While the chassis, engine and underpinnings are based on the Phantom, the details are all-new and created from scratch – from the largest ever hand-made panels for a Rolls-Royce to the most intricate mechanism and clock. The new grand cruiser is inspired by the elegant J-Class yachts of the early 20th Century and the original ‘Boat Tail’ Rolls-Royces of the 1920s and ’30s. Under the bonnet is a 6.7-litre V12 twin turbo-charged petrol engine with 570 horsepower linked to eight-speed automatic gears.
RR patrons have always been able to personalise their motor car’s appearance in a myriad ways – beginning with a choice of 44,000 paint colours. But their options for altering its overall outline have historically been limited by the underlying structure. For this reason, fully Coachbuilt Rolls-Royce motor cars have been rare in the modern era until the 2017 Sweptail and now the three Boat Tails. RR clients seeking to ‘reach beyond bespoke and determine the motor car’s physical form can do so now’.
Boat Tail – On the Outside
At just under 5.8 metres long, the four-seater, the two-door convertible has a nautical-style wraparound windscreen. The tapered rear mirrors a motor launch, and the colour blue is embedded with metallic and crystal flakes to catch the light. The colour also alluding to its nautical inspiration. The removable canopy is single piece carbon-fibre and canvas and comes off completely. So what happens if it starts raining? RR has thought of that too. Reach for the stowed temporary tonneau that can be used as a ‘static transitory shelter.
The grand tourer’s rear deck transforms into a luxurious ‘Hosting Suite’. It is RR’s interpretation of a yacht’s wooden rear deck. In grey and black Caleidolegno wood veneer, it is ‘visually elongated’ with brushed stainless steel pinstripe inlays.

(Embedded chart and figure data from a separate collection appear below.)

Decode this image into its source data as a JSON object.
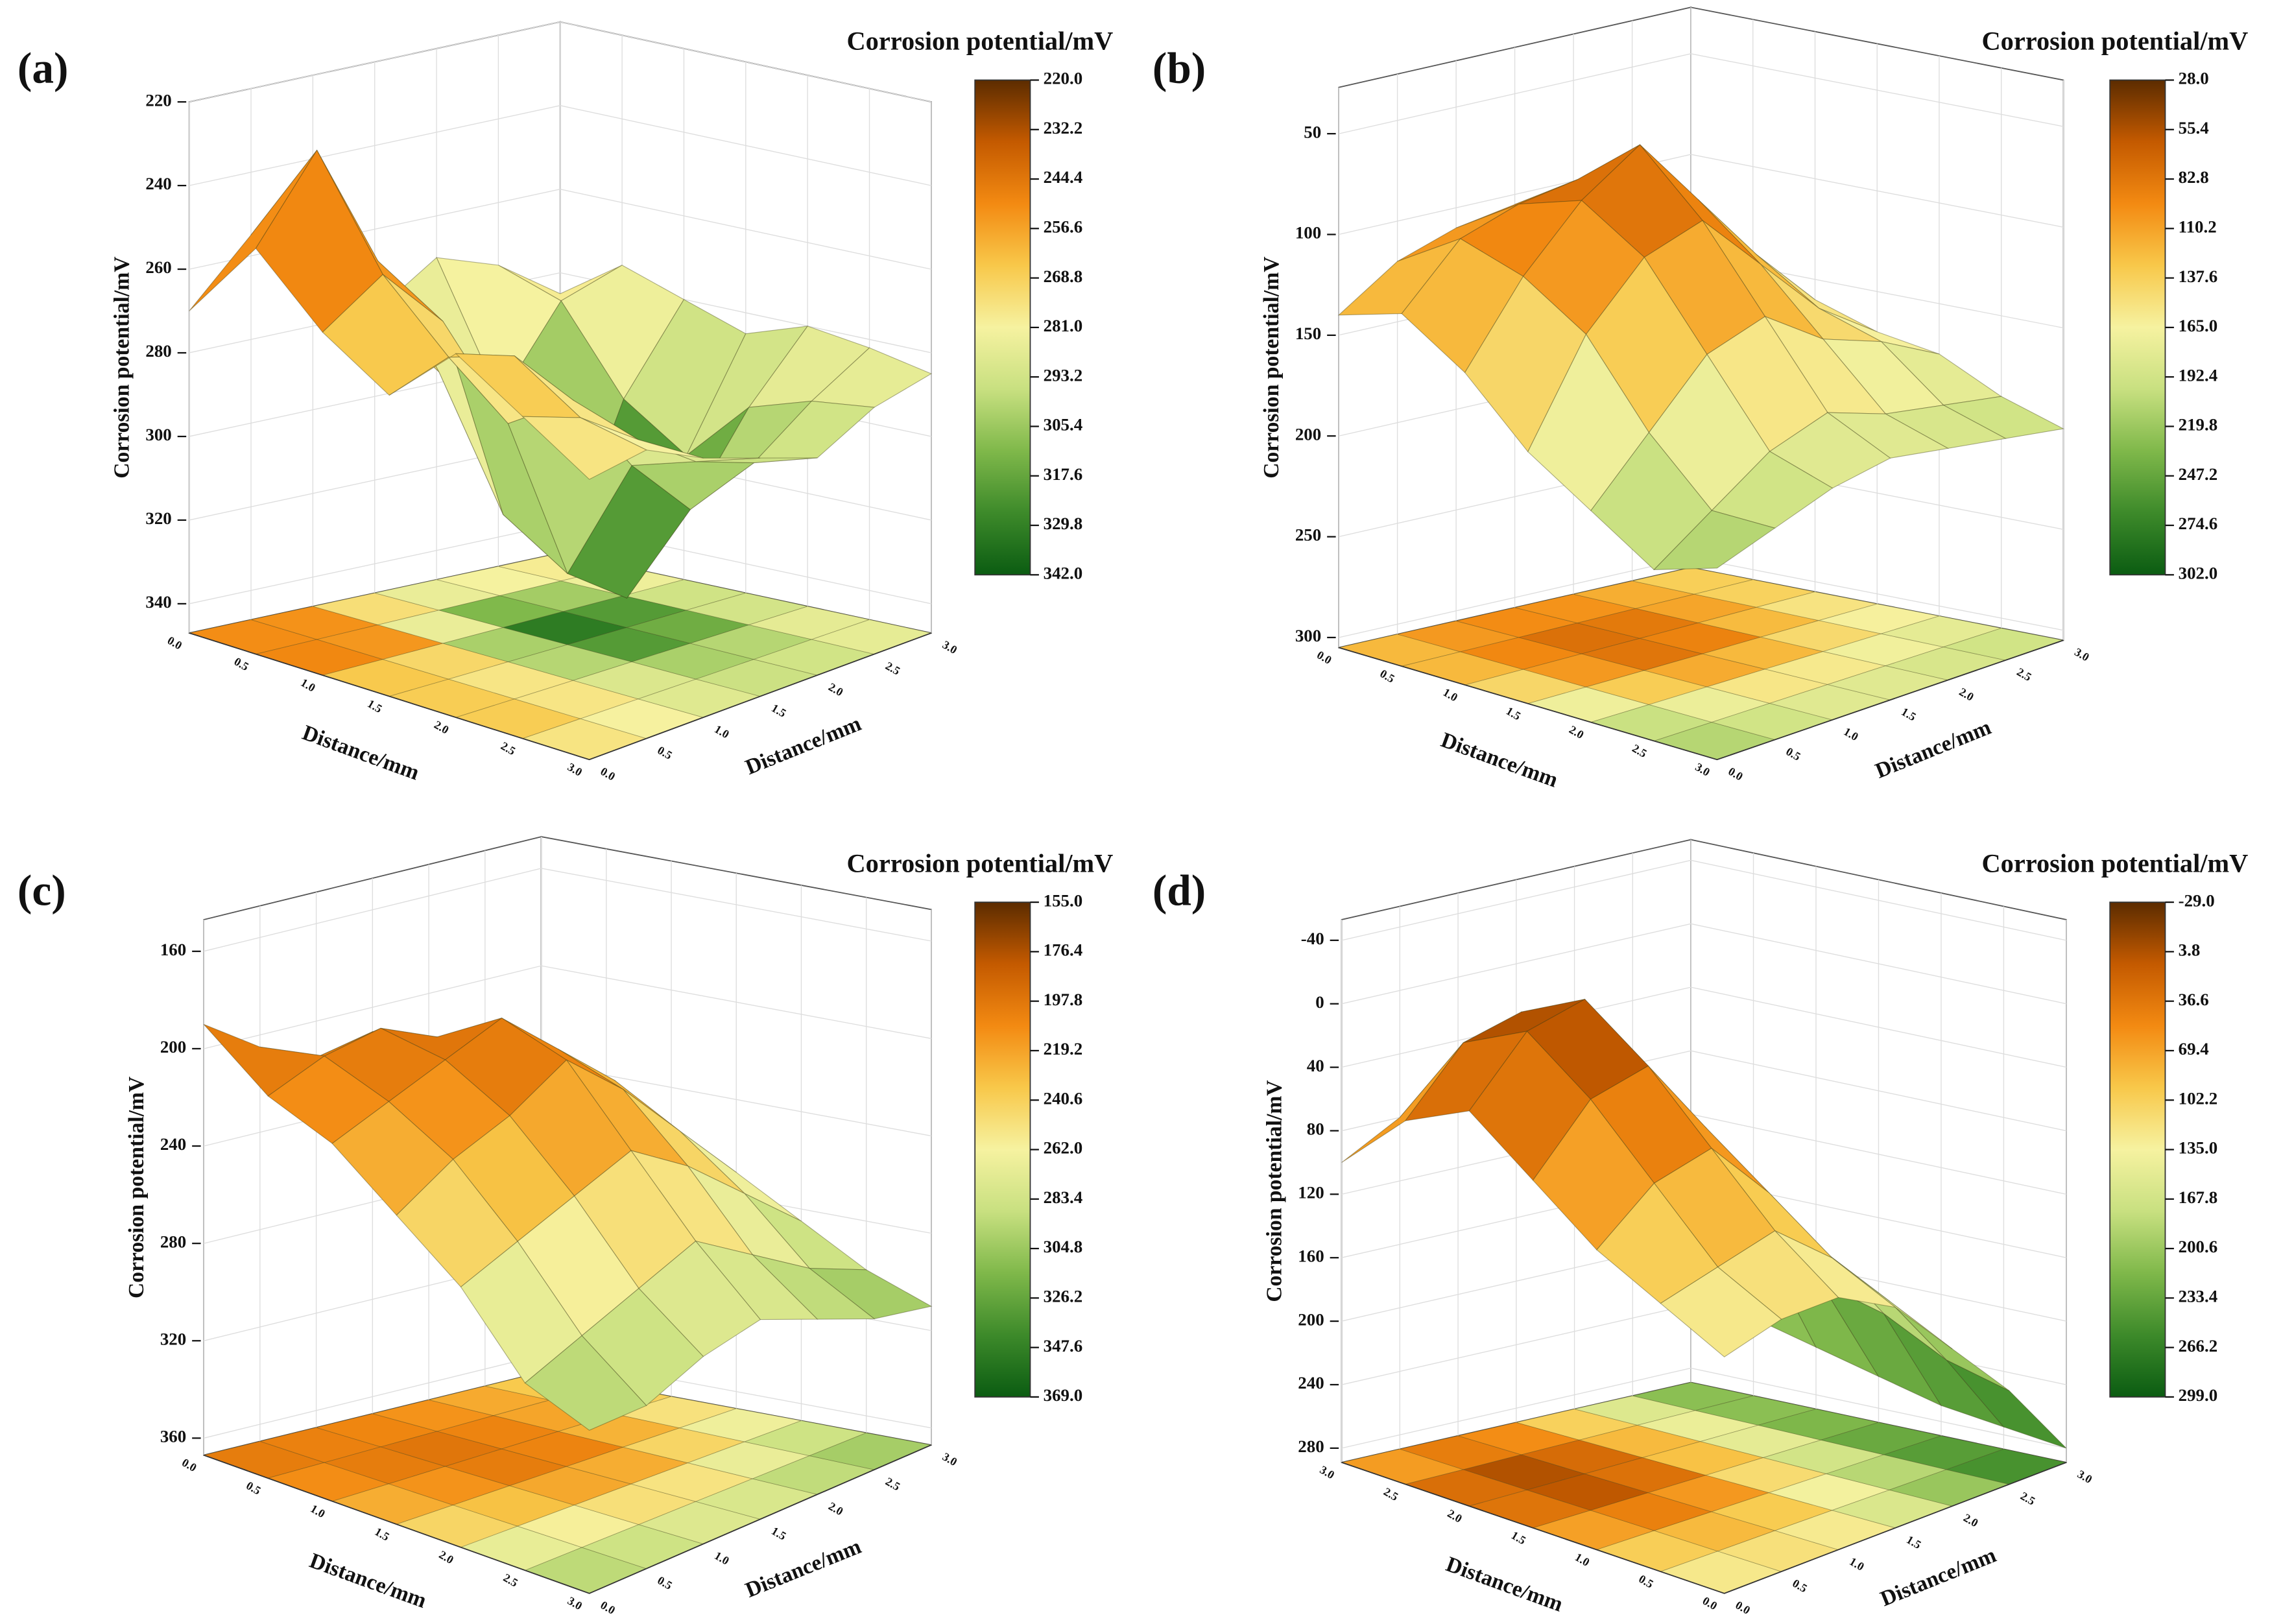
{
  "chart_data": [
    {
      "type": "surface3d",
      "label": "(a)",
      "zlabel": "Corrosion potential/mV",
      "xlabel": "Distance/mm",
      "ylabel": "Distance/mm",
      "colorbar_title": "Corrosion potential/mV",
      "xlim": [
        0,
        3
      ],
      "xticks": [
        {
          "value": 0,
          "label": "0.0"
        },
        0.5,
        {
          "value": 1,
          "label": "1.0"
        },
        1.5,
        {
          "value": 2,
          "label": "2.0"
        },
        2.5,
        {
          "value": 3,
          "label": "3.0"
        }
      ],
      "ylim": [
        0,
        3
      ],
      "yticks": [
        {
          "value": 0,
          "label": "0.0"
        },
        0.5,
        {
          "value": 1,
          "label": "1.0"
        },
        1.5,
        {
          "value": 2,
          "label": "2.0"
        },
        2.5,
        {
          "value": 3,
          "label": "3.0"
        }
      ],
      "zlim": [
        347,
        220
      ],
      "zticks": [
        220,
        240,
        260,
        280,
        300,
        320,
        340
      ],
      "clim": [
        220,
        342
      ],
      "cticks": [
        {
          "value": 220,
          "label": "220.0"
        },
        232.2,
        244.4,
        256.6,
        268.8,
        {
          "value": 281,
          "label": "281.0"
        },
        293.2,
        305.4,
        317.6,
        329.8,
        {
          "value": 342,
          "label": "342.0"
        }
      ],
      "colorscale": [
        "#5c2c00",
        "#c45a00",
        "#f38a12",
        "#f8c84a",
        "#f6f2a0",
        "#c8e080",
        "#7fb84a",
        "#3d8a2a",
        "#0b5c12"
      ],
      "z": [
        [
          270,
          255,
          265,
          280,
          270,
          275,
          285
        ],
        [
          250,
          230,
          260,
          290,
          300,
          280,
          275
        ],
        [
          265,
          255,
          270,
          320,
          335,
          300,
          280
        ],
        [
          275,
          270,
          290,
          330,
          340,
          310,
          285
        ],
        [
          260,
          265,
          280,
          300,
          315,
          295,
          280
        ],
        [
          270,
          275,
          285,
          295,
          300,
          290,
          282
        ],
        [
          280,
          278,
          285,
          290,
          295,
          288,
          285
        ]
      ]
    },
    {
      "type": "surface3d",
      "label": "(b)",
      "zlabel": "Corrosion potential/mV",
      "xlabel": "Distance/mm",
      "ylabel": "Distance/mm",
      "colorbar_title": "Corrosion potential/mV",
      "xlim": [
        0,
        3
      ],
      "xticks": [
        {
          "value": 0,
          "label": "0.0"
        },
        0.5,
        {
          "value": 1,
          "label": "1.0"
        },
        1.5,
        {
          "value": 2,
          "label": "2.0"
        },
        2.5,
        {
          "value": 3,
          "label": "3.0"
        }
      ],
      "ylim": [
        0,
        3
      ],
      "yticks": [
        {
          "value": 0,
          "label": "0.0"
        },
        0.5,
        {
          "value": 1,
          "label": "1.0"
        },
        1.5,
        {
          "value": 2,
          "label": "2.0"
        },
        2.5,
        {
          "value": 3,
          "label": "3.0"
        }
      ],
      "zlim": [
        305,
        27
      ],
      "zticks": [
        50,
        100,
        150,
        200,
        250,
        300
      ],
      "clim": [
        28,
        302
      ],
      "cticks": [
        {
          "value": 28,
          "label": "28.0"
        },
        55.4,
        82.8,
        110.2,
        137.6,
        {
          "value": 165,
          "label": "165.0"
        },
        192.4,
        219.8,
        247.2,
        274.6,
        {
          "value": 302,
          "label": "302.0"
        }
      ],
      "colorscale": [
        "#5c2c00",
        "#c45a00",
        "#f38a12",
        "#f8c84a",
        "#f6f2a0",
        "#c8e080",
        "#7fb84a",
        "#3d8a2a",
        "#0b5c12"
      ],
      "z": [
        [
          140,
          120,
          110,
          105,
          115,
          130,
          150
        ],
        [
          130,
          100,
          90,
          85,
          100,
          120,
          145
        ],
        [
          150,
          110,
          80,
          60,
          95,
          130,
          160
        ],
        [
          180,
          130,
          100,
          90,
          120,
          150,
          170
        ],
        [
          200,
          170,
          140,
          130,
          150,
          160,
          175
        ],
        [
          220,
          200,
          180,
          170,
          180,
          185,
          190
        ],
        [
          210,
          200,
          190,
          185,
          190,
          195,
          200
        ]
      ]
    },
    {
      "type": "surface3d",
      "label": "(c)",
      "zlabel": "Corrosion potential/mV",
      "xlabel": "Distance/mm",
      "ylabel": "Distance/mm",
      "colorbar_title": "Corrosion potential/mV",
      "xlim": [
        0,
        3
      ],
      "xticks": [
        {
          "value": 0,
          "label": "0.0"
        },
        0.5,
        {
          "value": 1,
          "label": "1.0"
        },
        1.5,
        {
          "value": 2,
          "label": "2.0"
        },
        2.5,
        {
          "value": 3,
          "label": "3.0"
        }
      ],
      "ylim": [
        0,
        3
      ],
      "yticks": [
        {
          "value": 0,
          "label": "0.0"
        },
        0.5,
        {
          "value": 1,
          "label": "1.0"
        },
        1.5,
        {
          "value": 2,
          "label": "2.0"
        },
        2.5,
        {
          "value": 3,
          "label": "3.0"
        }
      ],
      "zlim": [
        367,
        147
      ],
      "zticks": [
        160,
        200,
        240,
        280,
        320,
        360
      ],
      "clim": [
        155,
        369
      ],
      "cticks": [
        {
          "value": 155,
          "label": "155.0"
        },
        176.4,
        197.8,
        219.2,
        240.6,
        {
          "value": 262,
          "label": "262.0"
        },
        283.4,
        304.8,
        326.2,
        347.6,
        {
          "value": 369,
          "label": "369.0"
        }
      ],
      "colorscale": [
        "#5c2c00",
        "#c45a00",
        "#f38a12",
        "#f8c84a",
        "#f6f2a0",
        "#c8e080",
        "#7fb84a",
        "#3d8a2a",
        "#0b5c12"
      ],
      "z": [
        [
          190,
          205,
          215,
          210,
          220,
          230,
          240
        ],
        [
          210,
          200,
          195,
          205,
          215,
          225,
          250
        ],
        [
          220,
          210,
          200,
          190,
          210,
          230,
          260
        ],
        [
          240,
          225,
          215,
          200,
          220,
          245,
          270
        ],
        [
          260,
          250,
          240,
          230,
          245,
          265,
          285
        ],
        [
          290,
          280,
          270,
          260,
          275,
          290,
          300
        ],
        [
          300,
          300,
          290,
          285,
          295,
          305,
          310
        ]
      ]
    },
    {
      "type": "surface3d",
      "label": "(d)",
      "zlabel": "Corrosion potential/mV",
      "xlabel": "Distance/mm",
      "ylabel": "Distance/mm",
      "colorbar_title": "Corrosion potential/mV",
      "xlim": [
        3,
        0
      ],
      "xticks": [
        {
          "value": 3,
          "label": "3.0"
        },
        2.5,
        {
          "value": 2,
          "label": "2.0"
        },
        1.5,
        {
          "value": 1,
          "label": "1.0"
        },
        0.5,
        {
          "value": 0,
          "label": "0.0"
        }
      ],
      "ylim": [
        0,
        3
      ],
      "yticks": [
        {
          "value": 0,
          "label": "0.0"
        },
        0.5,
        {
          "value": 1,
          "label": "1.0"
        },
        1.5,
        {
          "value": 2,
          "label": "2.0"
        },
        2.5,
        {
          "value": 3,
          "label": "3.0"
        }
      ],
      "zlim": [
        289,
        -53
      ],
      "zticks": [
        -40,
        0,
        40,
        80,
        120,
        160,
        200,
        240,
        280
      ],
      "clim": [
        -29,
        299
      ],
      "cticks": [
        {
          "value": -29,
          "label": "-29.0"
        },
        3.8,
        36.6,
        69.4,
        102.2,
        {
          "value": 135,
          "label": "135.0"
        },
        167.8,
        200.6,
        233.4,
        266.2,
        {
          "value": 299,
          "label": "299.0"
        }
      ],
      "colorscale": [
        "#5c2c00",
        "#c45a00",
        "#f38a12",
        "#f8c84a",
        "#f6f2a0",
        "#c8e080",
        "#7fb84a",
        "#3d8a2a",
        "#0b5c12"
      ],
      "z": [
        [
          100,
          80,
          60,
          90,
          140,
          190,
          230
        ],
        [
          60,
          20,
          10,
          60,
          120,
          180,
          240
        ],
        [
          40,
          0,
          -10,
          50,
          110,
          170,
          250
        ],
        [
          70,
          30,
          20,
          70,
          130,
          190,
          260
        ],
        [
          100,
          70,
          60,
          100,
          150,
          200,
          270
        ],
        [
          120,
          110,
          100,
          130,
          170,
          220,
          275
        ],
        [
          140,
          130,
          130,
          150,
          190,
          230,
          280
        ]
      ]
    }
  ]
}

At the press of a button, the rear deck opens like a butterfly’s wings to reveal the picnic set, the parasol emerging from the middle. Perfect for al fresco indulgences, the set-up comes with cocktail tables and matching Promemoria stools, a champagne fridge, crystal champagne flutes, Christofle tableware, bespoke porcelain dinner set and food warmers. The two pop out cocktail tables swivel too.
And On the Inside
It’s baby blue inside with the grey and black Caleidolegno wood veneer used on the rear deck across the dashboard. The wooden trim in the lower cabin and floor area echo a ship’s hull. The blemish-free leather is sourced from hides Alpine cows in Bavaria. Instrument dials have Guilloche patterning mirroring the work of fine jewellers and watchmakers. The steering wheel is elegant, thin-rimmed and two-tone. To keep time, two reversible ‘His & Hers’ two-sided timepieces by Swiss-based ‘BOVET 1822’ that can be taken off the owner’s wrist and mounted on the dashboard as a clock, while the other is stored in a special tray compartment. The hollow section of the floor sills provides bass sound for the 15-speaker surround-sound audio system.